Deloitte believes that a lack of process changes to complement cognitive technologies has hindered the opportunities. They note that “cognitive technologies need a set of management structures and best implementation practices to yield the benefits of which they are capable.” They go on to argue that human-centered work redesign must complement cognitive technologies. They state that “smart technologies are unlikely to engender smart outcomes unless they are designed to promote smart adoption on the part of human end users.”[ii]
Thus far, with respect to using cognitive technologies, companies are just starting to scratch the surface—many are simply automating existing workflows. Deloitte argues that while this may be the quickest way to implement these tools, substantial gains can be made from augmenting the entire process and not just existing tasks.
This work redesign is an example of “design thinking,” which cognitive technology expert Manoj Saxena, chairman of Cognitive Scale and former GM of IBM Watson, believes is a useful implementation of cognitive technology.[iii] Design thinking can involve the design of products, strategies, facilities, or work processes.
Deloitte suggests applying the following principles in creating a synthetic approach to cognitive process redesign:
Understanding customer (end user) needs. Cognitive process designers should identify and consider the needs—both met and unmet—of the customer (or user who receives the output of the process). By understanding the process and the output, an improvement may become evident.
Work collaboratively.

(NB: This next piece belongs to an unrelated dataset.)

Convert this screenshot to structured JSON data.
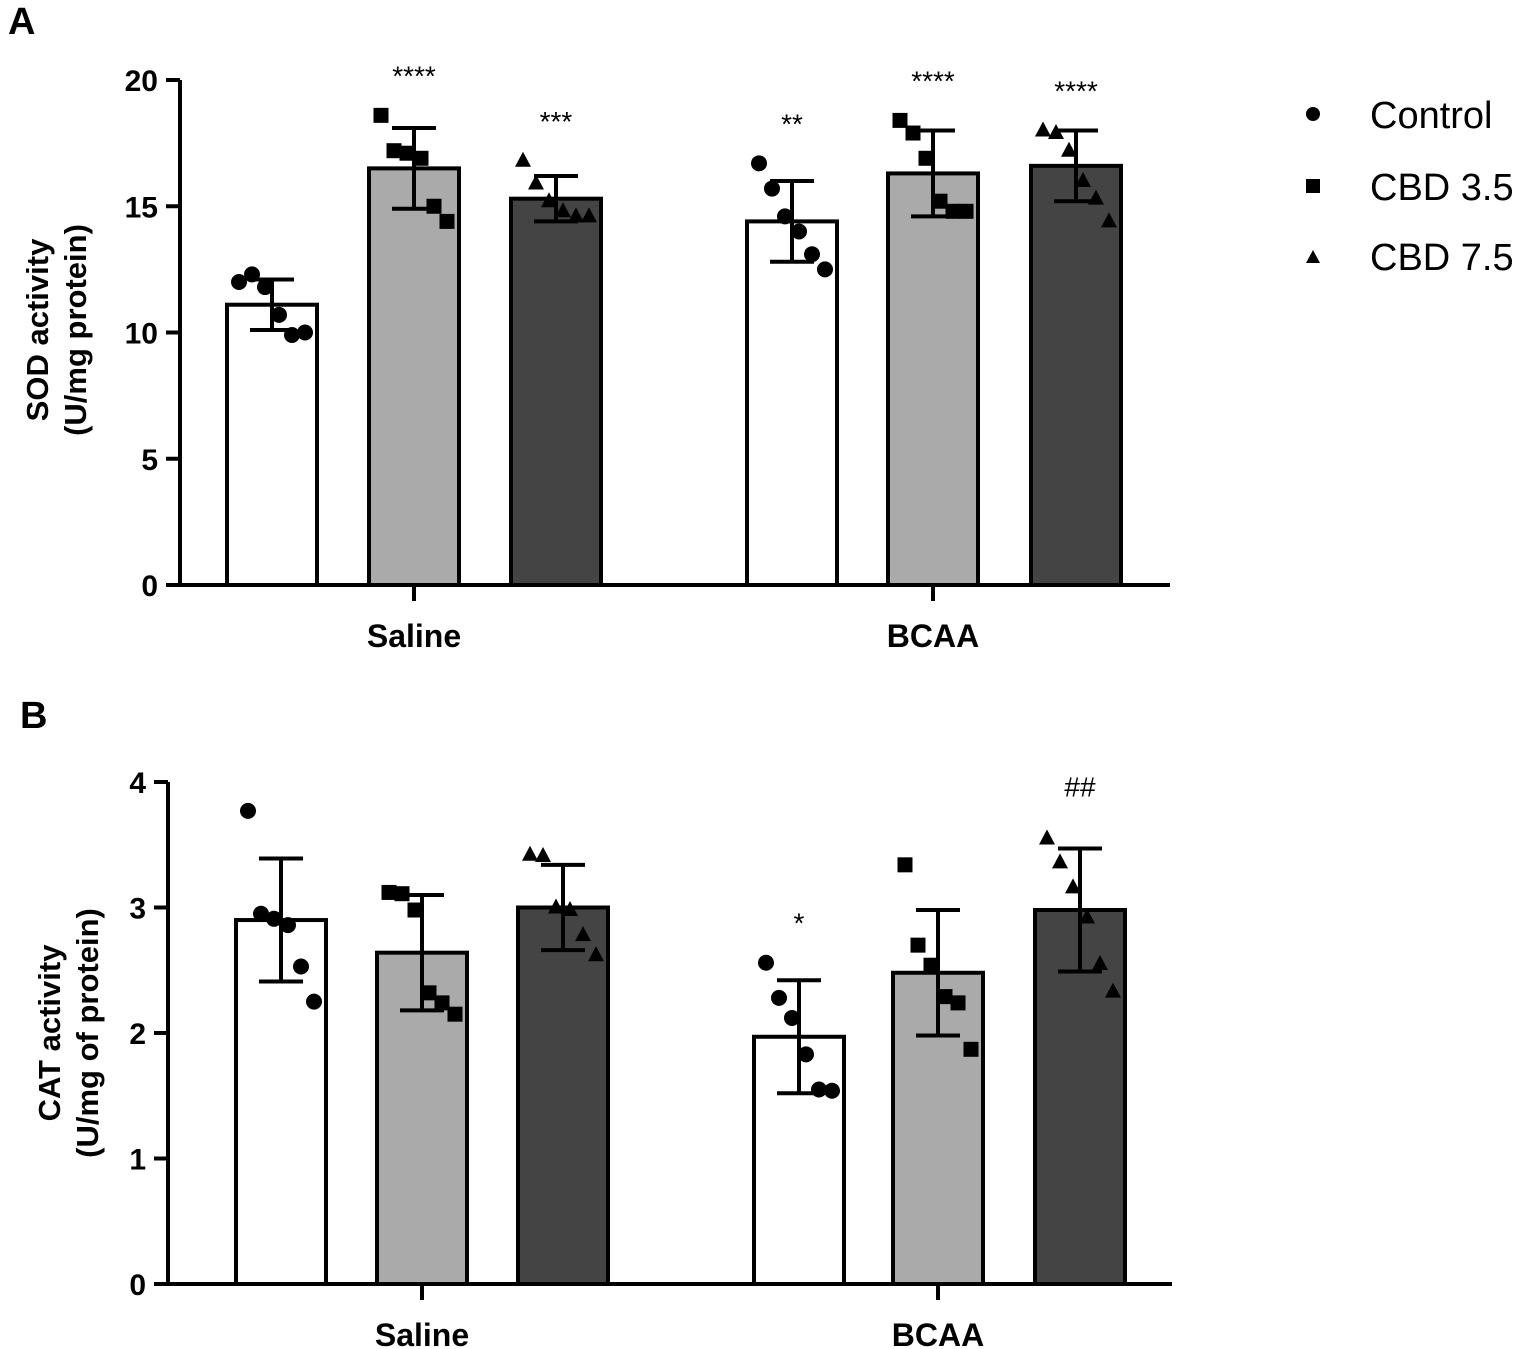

In addition to the technology experts, process experts, and customers, including the people who perform the actual processes is essential for making sure a redesign is successful. They can shed light on the procedures and workarounds necessary to meet customer needs, and will be more receptive to change if they have input.
Design iteratively and experimentally. Take an agile approach to cognitive work redesign by creating prototypes and pilots to assess different aspects of the design and break the design effort into stages; accomplishing a small part each week and scaling up later.
Keep the cognitive enablers in mind. Those in charge of the redesign should have a high level of familiarity with cognitive technology capabilities and use cases in order to connect customer needs with the technological possibilities.
Consider multiple alternatives. Since cognitive technology has many variations, it is valuable to think of multiple technologies and processes that can be tested against customer and process needs, as opposed to focusing solely on one particular design or tool.
Start with easy and relatively inexpensive problems. Going after the low-hanging fruit is a more successful strategy in cognitive redesigns because the cost of being wrong is lower. Larger, more important problems and decisions may still need human decision making while reengineering processes.
Author: Tom Davenport
[i] Thomas H. Davenport, Process Innovation: Reengineering Work through Information Technology (Harvard Business Review Press, 1993); Michael Hammer and James Champy, Reengineering the Corporation: A Manifesto for Business Revolution (HarperCollins, 1993).
[ii] James Guszcza. “Smarter together: Why artificial intelligence needs human-centered design” Deloitte Review, January 2018.
[iii] Personal communication from Vanguard spokesperson with Deloitte, May 5, 2017.